Mueller’s chase ignores the real foreign influence in our elections

Robert Mueller’s quest to identify foreign influence in the 2016 election rolls on, but for nine years, the same Justice Department ignored real foreign influence: noncitizens voting. Claiming that alien voting is a myth ignores a growing body of data, all of it obtained under threat of lawsuits. While Mueller and Deputy Attorney General Rod Rosenstein are zealously rooting out Russian tweets that said rough things about Hillary Clinton, they are ignoring case after case of foreigners registering and voting.
Rosenstein oversees the Justice Department’s election crimes branch, which is headed by Richard Pilger. This unit has been made aware of serious problems of alien registration and voting as far back as 2012. Unlike Mueller’s investigation, the Justice Department hasn’t brought a single indictment in nine years for alien voting.
{mosads}When you don’t enforce criminal laws prohibiting foreigners from voting, you get more foreigners voting. Rosenstein should be as zealous in supporting prosecutions for direct foreign influence in our elections as he is in worrying about Russian tweets. When an alien registers and votes, they violate two federal felony statutes and one misdemeanor statute. Federal law authorizes nine years in prison for alien voters.
These crimes are easy to prove because the federal voter registration form requires two affirmations under oath that they are citizens. The form plainly warns that it is a felony for an alien to register. If they vote, it’s another federal felony. Surely you’ve heard there is no problem with aliens voting. This is not true. We don’t know the extent of the problem because nobody wants to ask, especially rabid foes of President Trump’s election integrity commission, on which I served. Public records put truth to the lie that aliens aren’t voting.
My organization has found aliens registering and voting in Virginia, New Jersey, Texas and Pennsylvania. Remember, control of the Virginia House of Representatives was decided by a coin toss. One single illegal vote can disrupt the consent of the governed. We know the names of many of the aliens who have been voting in American elections, despite efforts to conceal them.
In places like Pittsburgh, notices from local election officials to an alien are so commonplace, they are fill-in-the-name form letters. Felipe Rojas Orta received one last year after being on the rolls for eight years and casting a ballot for president in 2016. Three days before President Trump was inaugurated, Orta scratched a handwritten note saying, “I wish to cancel my voting registration because I am not a citizen.”
Mildred Nyama also received a similar letter from Pittsburgh election officials. Election records show that she voted in the 2008, 2012 and the 2016 presidential elections. Othman Al Amoudi registered through the Pennsylvania Motor Voter process in 2005, and he voted. He was finally cancelled as a noncitizen in 2012.
Some of these aliens are a victims of a broken Motor Voter registration system at state transportation agencies. Passed by Congress in 1993, Motor Voter was designed to make it easier to register.

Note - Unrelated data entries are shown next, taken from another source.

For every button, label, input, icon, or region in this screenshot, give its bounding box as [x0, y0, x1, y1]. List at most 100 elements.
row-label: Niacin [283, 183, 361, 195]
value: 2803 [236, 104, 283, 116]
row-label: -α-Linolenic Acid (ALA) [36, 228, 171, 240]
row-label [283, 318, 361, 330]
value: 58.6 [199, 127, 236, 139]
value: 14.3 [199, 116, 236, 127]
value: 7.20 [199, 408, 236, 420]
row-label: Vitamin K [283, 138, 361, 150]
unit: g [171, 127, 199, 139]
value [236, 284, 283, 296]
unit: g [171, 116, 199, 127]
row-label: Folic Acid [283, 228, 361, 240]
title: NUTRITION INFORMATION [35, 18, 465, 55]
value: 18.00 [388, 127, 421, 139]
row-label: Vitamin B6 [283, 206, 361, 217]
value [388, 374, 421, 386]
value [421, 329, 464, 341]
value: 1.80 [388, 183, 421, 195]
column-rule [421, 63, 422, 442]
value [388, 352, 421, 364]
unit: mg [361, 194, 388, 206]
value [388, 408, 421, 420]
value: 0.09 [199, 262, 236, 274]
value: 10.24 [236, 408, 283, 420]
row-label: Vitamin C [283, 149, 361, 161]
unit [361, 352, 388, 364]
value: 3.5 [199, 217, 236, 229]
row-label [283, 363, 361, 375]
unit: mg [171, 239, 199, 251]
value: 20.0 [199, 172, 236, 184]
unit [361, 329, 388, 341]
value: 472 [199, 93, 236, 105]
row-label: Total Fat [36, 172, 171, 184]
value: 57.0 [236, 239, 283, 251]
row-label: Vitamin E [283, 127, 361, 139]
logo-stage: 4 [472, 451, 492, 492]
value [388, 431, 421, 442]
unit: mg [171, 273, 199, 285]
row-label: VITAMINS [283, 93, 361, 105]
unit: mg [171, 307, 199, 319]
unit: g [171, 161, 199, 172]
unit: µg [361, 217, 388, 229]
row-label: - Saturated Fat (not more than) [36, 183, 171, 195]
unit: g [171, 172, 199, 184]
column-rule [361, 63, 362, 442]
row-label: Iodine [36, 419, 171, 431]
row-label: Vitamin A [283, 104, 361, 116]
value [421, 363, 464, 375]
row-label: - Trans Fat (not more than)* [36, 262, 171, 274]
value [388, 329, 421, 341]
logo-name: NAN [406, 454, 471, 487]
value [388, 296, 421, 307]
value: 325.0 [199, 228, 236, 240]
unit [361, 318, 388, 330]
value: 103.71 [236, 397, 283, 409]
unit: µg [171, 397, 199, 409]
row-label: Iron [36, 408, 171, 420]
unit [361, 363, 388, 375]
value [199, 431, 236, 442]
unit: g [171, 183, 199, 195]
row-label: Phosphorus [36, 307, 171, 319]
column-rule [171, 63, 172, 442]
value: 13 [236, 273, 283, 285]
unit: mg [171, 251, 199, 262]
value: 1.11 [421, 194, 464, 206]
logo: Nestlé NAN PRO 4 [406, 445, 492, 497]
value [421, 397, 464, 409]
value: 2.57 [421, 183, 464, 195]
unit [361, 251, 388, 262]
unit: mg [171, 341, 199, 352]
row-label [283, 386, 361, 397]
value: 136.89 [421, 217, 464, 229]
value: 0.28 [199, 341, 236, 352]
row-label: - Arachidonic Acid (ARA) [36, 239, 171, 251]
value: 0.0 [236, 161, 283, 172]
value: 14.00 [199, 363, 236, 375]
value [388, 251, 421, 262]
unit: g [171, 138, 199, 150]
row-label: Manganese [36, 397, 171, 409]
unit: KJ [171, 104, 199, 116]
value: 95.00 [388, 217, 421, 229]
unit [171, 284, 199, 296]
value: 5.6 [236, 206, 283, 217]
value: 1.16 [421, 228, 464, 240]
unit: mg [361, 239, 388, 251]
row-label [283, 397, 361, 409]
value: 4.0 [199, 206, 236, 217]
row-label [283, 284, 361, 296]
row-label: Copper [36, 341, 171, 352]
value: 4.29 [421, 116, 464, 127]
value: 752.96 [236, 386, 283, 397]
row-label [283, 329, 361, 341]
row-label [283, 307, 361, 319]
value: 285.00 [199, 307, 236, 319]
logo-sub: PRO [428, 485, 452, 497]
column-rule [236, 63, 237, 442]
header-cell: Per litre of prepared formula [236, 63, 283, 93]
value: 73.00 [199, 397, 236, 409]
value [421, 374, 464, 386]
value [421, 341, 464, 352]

It has been successful on that score, but has also made it disturbingly easy for foreigners to influence our elections.
Devanathan Mudaliar was an alien who registered to vote at a Pennsylvania Department of Transportation office in August 2012. Four years later, he asked election officials to cancel his registration as he was “inadvertently registered through some unknown system issue.”
I had to threaten a federal lawsuit before election officials in Pittsburgh provided these records. These examples barely scratch the surface. Unfortunately, Pennsylvania state election officials are still concealing the true extent of the “unknown system issue” that led to Mudaliar’s improper registration and the full extent of alien voting in the Keystone State.
This week, my organization sued state election officials in federal court to obtain the alien registration records they are concealing. Ironically, the same broken law that is facilitating alien registration and voting — the 1993 Motor Voter Act — is the law that gives us the right to sue to obtain the records of their mistakes.
The problem isn’t confined to these four states. Kansas Secretary of State Kris Kobach told me “aliens registering and voting is real. In Kansas we discovered more than 100 specific cases of aliens registering or attempting to register.” His database search was limited because he only had the unique “alien identifier” number for fraction of those on the rolls.
A voter registration card virtually immunizes an alien from Border Patrol scrutiny. That’s why a human smuggling operation along the Rio Grande in Texas used fake voter registrations. Some claim aliens have no incentive to be registered to vote because it threatens their status. The opposite is true. Only Congress can fix the defects in Motor Voter. Until that happens, it’s time for the Justice Department to start prosecuting the real foreign influence in elections.
J. Christian Adams is president and general counsel for the Public Interest Legal Foundation and a former lawyer at the U.S. Department of Justice. He also served on the Presidential Advisory Commission for Election Integrity.